La alimentación en la antigua Roma era diversa y variada, desde las clases altas hasta las bajas, pero con ingredientes que hoy nos resultarían extraños o incluso repulsivos. Un ejemplo es el garum, una salsa hecha a base de vísceras de pescado fermentadas que los romanos adoraban y utilizaban para condimentar sus platos. Este condimento era tan esencial para ellos como lo es el aceite para nosotros en la actualidad.
Los banquetes de los aristócratas romanos eran ostentosos y a menudo presentaban platos que nos resultarían extraños en la actualidad, como los erizos rellenos considerados una delicatessen, o los genitales, a los que se les atribuían propiedades medicinales. Se creía que si una pareja tenía dificultades para concebir, el hombre debía consumir testículos de buey machacados para aumentar sus posibilidades.

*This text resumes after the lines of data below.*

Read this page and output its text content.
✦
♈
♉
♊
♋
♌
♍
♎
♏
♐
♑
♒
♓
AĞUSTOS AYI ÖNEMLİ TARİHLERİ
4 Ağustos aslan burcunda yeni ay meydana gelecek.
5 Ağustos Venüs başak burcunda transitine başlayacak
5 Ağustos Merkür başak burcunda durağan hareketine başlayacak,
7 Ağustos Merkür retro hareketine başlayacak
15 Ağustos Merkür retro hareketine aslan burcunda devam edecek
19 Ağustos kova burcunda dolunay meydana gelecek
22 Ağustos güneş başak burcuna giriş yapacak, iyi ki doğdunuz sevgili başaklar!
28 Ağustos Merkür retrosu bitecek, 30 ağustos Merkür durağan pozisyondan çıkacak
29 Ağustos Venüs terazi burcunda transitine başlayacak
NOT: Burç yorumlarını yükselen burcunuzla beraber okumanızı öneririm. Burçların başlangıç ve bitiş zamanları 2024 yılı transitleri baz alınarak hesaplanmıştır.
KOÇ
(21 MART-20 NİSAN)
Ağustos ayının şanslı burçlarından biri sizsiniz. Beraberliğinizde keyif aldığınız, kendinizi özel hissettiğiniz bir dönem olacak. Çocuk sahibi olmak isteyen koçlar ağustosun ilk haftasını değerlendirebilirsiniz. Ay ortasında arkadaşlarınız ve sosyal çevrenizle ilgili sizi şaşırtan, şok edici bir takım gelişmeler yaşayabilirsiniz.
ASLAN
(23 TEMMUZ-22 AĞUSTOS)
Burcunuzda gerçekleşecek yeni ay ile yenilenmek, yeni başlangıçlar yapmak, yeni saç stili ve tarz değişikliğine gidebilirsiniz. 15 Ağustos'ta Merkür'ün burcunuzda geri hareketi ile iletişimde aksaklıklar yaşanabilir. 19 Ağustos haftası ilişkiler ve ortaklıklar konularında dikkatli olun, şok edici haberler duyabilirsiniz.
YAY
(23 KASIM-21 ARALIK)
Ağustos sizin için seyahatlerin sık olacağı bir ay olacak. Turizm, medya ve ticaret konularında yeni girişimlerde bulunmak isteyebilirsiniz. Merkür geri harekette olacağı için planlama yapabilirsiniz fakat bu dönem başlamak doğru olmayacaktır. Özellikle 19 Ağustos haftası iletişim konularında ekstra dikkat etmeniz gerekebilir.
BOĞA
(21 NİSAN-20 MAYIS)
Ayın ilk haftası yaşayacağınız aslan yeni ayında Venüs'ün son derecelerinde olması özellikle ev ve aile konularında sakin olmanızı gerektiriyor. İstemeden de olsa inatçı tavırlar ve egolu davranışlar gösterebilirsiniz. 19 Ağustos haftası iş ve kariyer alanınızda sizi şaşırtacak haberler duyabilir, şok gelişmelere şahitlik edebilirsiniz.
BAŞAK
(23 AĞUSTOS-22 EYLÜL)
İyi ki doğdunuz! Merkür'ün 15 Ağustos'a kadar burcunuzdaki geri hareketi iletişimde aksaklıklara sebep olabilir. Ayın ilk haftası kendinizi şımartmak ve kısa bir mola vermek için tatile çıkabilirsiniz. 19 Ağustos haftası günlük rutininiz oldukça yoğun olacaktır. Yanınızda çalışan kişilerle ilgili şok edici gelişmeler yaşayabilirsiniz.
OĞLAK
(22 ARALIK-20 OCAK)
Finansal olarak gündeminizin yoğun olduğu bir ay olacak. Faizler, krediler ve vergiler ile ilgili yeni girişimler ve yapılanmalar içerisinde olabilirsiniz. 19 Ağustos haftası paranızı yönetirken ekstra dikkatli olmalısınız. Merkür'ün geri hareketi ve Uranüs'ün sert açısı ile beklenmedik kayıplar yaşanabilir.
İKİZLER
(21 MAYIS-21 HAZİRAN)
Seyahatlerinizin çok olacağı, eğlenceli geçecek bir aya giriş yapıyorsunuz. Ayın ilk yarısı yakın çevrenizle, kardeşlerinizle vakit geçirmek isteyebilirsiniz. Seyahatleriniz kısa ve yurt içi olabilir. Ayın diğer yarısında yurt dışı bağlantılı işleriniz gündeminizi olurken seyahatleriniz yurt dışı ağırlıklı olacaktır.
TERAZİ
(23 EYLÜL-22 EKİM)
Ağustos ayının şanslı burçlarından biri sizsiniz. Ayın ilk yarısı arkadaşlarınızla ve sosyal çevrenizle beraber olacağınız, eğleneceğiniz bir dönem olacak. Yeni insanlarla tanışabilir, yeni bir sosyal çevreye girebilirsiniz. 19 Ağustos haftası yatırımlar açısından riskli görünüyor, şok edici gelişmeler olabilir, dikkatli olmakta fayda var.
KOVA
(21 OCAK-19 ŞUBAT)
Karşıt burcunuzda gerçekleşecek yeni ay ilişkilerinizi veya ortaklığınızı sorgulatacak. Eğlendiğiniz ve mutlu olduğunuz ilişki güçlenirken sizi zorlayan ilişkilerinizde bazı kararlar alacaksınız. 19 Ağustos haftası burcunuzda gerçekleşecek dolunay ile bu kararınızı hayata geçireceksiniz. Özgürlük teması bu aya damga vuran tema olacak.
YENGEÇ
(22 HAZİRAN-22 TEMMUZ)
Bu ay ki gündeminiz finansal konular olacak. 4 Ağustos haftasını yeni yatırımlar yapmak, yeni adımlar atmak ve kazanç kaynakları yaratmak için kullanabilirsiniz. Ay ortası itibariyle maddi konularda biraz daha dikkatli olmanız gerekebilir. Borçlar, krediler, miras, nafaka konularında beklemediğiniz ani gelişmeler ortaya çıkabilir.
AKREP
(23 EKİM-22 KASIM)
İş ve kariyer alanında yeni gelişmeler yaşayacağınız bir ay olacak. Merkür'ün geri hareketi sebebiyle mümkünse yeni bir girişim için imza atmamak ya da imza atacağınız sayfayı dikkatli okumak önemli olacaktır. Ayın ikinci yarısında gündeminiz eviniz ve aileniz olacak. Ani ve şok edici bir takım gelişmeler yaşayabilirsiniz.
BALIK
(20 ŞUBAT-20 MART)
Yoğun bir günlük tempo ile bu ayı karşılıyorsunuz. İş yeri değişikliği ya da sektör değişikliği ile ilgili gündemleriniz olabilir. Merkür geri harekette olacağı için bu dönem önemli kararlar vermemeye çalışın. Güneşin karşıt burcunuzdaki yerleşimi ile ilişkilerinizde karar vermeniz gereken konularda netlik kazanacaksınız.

En contraste, el pueblo llano se conformaba con alimentos más simples pero de sabor cuestionable. Por ejemplo, la posca, una mezcla de vinagre y agua, era una de las bebidas más populares por sus propiedades antibacterianas, aunque no debía ser muy agradable al paladar. Incluso el vino, al no contar con conservantes naturales, se mezclaba con plantas y miel para aprovecharlo antes de que se agriara.